Davon profitiert die Partei des einstigen Diktators Kutschma, die vor allem im Osten der Ukraine starke "Partei der Regionen". Sie bekam schnell wieder Aufwind. Schon ein gutes Jahr nach dem Machtwechsel erlangte sie bei der Parlamentswahl im Frühjahr 2006 ein Drittel der Wählerstimmen und wurde damit stärkste Kraft im ukrainischen Parlament – weit vor den Parteien von Victor Juschtschenko und Julia Tymoschenko.

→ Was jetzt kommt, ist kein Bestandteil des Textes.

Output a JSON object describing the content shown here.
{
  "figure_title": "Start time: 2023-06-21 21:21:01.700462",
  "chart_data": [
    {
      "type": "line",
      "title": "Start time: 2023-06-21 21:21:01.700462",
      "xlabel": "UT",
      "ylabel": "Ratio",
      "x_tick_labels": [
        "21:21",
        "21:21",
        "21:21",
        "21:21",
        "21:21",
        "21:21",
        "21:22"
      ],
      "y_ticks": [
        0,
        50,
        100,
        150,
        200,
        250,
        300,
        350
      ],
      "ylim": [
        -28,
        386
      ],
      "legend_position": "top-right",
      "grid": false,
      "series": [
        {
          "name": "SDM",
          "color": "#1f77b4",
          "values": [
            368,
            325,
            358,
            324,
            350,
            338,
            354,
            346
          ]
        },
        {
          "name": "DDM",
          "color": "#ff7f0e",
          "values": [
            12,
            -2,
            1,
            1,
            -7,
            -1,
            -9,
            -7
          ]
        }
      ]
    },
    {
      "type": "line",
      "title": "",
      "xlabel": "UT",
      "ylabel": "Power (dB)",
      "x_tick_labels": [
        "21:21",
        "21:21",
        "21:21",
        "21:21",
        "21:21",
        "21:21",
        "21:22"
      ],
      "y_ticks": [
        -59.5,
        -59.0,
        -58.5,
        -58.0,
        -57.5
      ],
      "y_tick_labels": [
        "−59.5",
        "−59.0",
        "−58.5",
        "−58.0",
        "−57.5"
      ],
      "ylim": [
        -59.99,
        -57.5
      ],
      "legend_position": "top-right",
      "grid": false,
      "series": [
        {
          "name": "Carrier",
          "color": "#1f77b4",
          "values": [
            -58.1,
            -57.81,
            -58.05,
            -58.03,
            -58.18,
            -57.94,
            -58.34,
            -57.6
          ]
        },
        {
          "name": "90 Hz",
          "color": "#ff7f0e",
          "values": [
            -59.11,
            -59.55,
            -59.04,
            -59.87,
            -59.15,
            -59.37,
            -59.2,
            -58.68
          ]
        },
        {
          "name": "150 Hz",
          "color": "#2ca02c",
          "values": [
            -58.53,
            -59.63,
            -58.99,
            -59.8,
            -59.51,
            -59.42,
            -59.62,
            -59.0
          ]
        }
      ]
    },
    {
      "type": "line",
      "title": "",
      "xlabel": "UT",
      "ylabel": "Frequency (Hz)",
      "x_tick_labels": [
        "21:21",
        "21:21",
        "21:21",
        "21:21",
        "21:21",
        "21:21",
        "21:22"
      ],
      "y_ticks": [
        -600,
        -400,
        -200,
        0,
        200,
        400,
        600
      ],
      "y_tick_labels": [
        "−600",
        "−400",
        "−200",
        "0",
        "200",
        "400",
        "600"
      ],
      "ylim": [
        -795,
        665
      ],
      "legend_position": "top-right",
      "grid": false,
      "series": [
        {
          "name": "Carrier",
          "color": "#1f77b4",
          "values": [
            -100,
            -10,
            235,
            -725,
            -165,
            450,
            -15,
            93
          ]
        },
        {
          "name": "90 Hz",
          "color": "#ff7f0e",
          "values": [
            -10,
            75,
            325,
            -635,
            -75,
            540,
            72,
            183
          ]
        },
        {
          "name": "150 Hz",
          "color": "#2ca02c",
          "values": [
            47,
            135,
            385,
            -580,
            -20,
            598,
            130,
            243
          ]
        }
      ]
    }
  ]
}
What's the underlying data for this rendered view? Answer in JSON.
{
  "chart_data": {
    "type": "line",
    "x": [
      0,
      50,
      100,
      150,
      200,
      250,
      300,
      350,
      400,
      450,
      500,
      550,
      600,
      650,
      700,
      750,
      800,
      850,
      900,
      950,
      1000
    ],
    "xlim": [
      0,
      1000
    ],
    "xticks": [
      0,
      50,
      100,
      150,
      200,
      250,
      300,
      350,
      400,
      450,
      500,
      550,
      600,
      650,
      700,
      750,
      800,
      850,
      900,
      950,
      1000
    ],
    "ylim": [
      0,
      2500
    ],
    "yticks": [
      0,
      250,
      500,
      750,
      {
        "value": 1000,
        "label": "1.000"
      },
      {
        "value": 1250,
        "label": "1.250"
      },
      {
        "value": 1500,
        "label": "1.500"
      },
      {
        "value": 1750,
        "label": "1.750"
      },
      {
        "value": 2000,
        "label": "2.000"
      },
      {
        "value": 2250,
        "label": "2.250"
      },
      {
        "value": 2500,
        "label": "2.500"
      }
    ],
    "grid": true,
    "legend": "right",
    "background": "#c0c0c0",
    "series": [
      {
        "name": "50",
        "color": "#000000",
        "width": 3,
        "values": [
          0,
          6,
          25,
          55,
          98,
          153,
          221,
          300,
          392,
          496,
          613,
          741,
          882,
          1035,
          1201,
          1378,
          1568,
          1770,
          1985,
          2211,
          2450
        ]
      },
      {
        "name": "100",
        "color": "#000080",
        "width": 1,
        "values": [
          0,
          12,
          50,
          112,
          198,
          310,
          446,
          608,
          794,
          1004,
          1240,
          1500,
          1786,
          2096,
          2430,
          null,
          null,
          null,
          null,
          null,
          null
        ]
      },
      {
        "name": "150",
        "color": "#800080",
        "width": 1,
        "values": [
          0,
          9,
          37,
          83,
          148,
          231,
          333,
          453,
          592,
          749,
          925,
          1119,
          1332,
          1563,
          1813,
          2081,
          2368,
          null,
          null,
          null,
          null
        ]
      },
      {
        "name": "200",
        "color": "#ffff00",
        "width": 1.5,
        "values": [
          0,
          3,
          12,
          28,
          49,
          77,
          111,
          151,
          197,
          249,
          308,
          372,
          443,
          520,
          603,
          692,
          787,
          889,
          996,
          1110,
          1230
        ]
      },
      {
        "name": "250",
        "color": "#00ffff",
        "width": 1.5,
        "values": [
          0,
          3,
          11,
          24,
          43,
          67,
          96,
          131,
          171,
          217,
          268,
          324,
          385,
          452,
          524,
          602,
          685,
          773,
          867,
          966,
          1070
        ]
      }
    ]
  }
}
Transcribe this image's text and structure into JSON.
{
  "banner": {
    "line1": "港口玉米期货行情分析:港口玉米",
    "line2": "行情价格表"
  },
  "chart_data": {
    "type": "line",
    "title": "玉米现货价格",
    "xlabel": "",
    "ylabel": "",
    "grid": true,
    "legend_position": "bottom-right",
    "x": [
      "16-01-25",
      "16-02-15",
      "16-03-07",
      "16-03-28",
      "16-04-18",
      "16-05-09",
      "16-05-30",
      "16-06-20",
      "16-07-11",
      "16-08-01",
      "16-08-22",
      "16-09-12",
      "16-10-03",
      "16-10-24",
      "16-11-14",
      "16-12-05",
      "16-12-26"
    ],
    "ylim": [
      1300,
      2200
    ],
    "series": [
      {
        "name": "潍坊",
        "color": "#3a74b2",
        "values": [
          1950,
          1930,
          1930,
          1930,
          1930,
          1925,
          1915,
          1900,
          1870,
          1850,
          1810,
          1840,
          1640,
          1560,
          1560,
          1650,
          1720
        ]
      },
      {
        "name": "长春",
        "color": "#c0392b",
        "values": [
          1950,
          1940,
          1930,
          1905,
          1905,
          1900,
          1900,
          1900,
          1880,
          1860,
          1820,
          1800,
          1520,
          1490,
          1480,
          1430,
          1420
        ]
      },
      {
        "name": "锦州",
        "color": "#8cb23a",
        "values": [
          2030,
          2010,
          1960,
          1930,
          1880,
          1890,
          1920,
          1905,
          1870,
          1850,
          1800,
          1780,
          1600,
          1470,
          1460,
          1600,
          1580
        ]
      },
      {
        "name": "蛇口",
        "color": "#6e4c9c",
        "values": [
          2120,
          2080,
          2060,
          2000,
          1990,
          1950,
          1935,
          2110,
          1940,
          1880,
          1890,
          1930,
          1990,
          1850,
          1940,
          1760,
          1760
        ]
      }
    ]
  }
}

Dementsprechend gelassen blicken diejenigen, die einst aus dem Amt gejagt wurden, auf die Bewegung "Pora" und die Ereignisse im Dezember 2004 zurück. Ivan Popescu, Abgeordneter der Partei der Regionen:
"Historische Ereignisse haben immer positive und negative Seiten. Positiv ist, dass die Menschen begonnen haben, anders zu denken. Ganz eindeutig. Positiv ist, dass die Parteien, die in die Opposition mussten, zuvor aber lange an der Macht waren, gelernt haben, zu arbeiten. Unter Oppositionsbedingungen.
Wir wurden gezwungen, mehr mit der Bevölkerung zu arbeiten. Über Bürgersprechstunden. In den Gebieten, in denen unsere Partei nicht an der Macht ist, machen wir uns die Probleme der Leute zu eigen und konfrontieren die Regierung damit. Früher dagegen, als wir an der Macht waren, dachten wir immer: Es gibt keine Probleme, wir stellen den Chef der Gebietsverwaltung, wir geben die Fragen einfach weiter."
Dank der orangefarbenen Revolution würden sie jetzt endlich inhaltlich arbeiten, so Popescu von der "Partei der Regionen". Und das schließe auch Kompromissbereitschaft mit ein.
"Wir haben auch gelernt, einen Dialog mit den Vertretern der Koalition zu führen, weil wir genau wissen, dass WIR nicht genügend Stimmen haben, um Gesetze zu verabschieden, SIE aber manchmal auch nicht. Wir haben gelernt, zu verhandeln, damit wir bestimmte Ziele erreichen, auch wenn wir noch in der Opposition sind. Und nicht nur darauf zu warten, dass wir wieder an die Macht kommen."
Die Ukraine ist seit den Umbrüchen des Winters 2004/2005 von Krisen geschüttelt. Doch darin, dass diese Zeit das Land weitergebracht habe, sind sich die Gegner von einst einig.
Die Parlamentsabgeordnete Oksana Bilozir hat damals in der Eiseskälte mit ausgeharrt, um demokratische Reformen in der Ukraine anzustoßen. Sie ist eine enge Vertraute von Präsident Juschtschenko.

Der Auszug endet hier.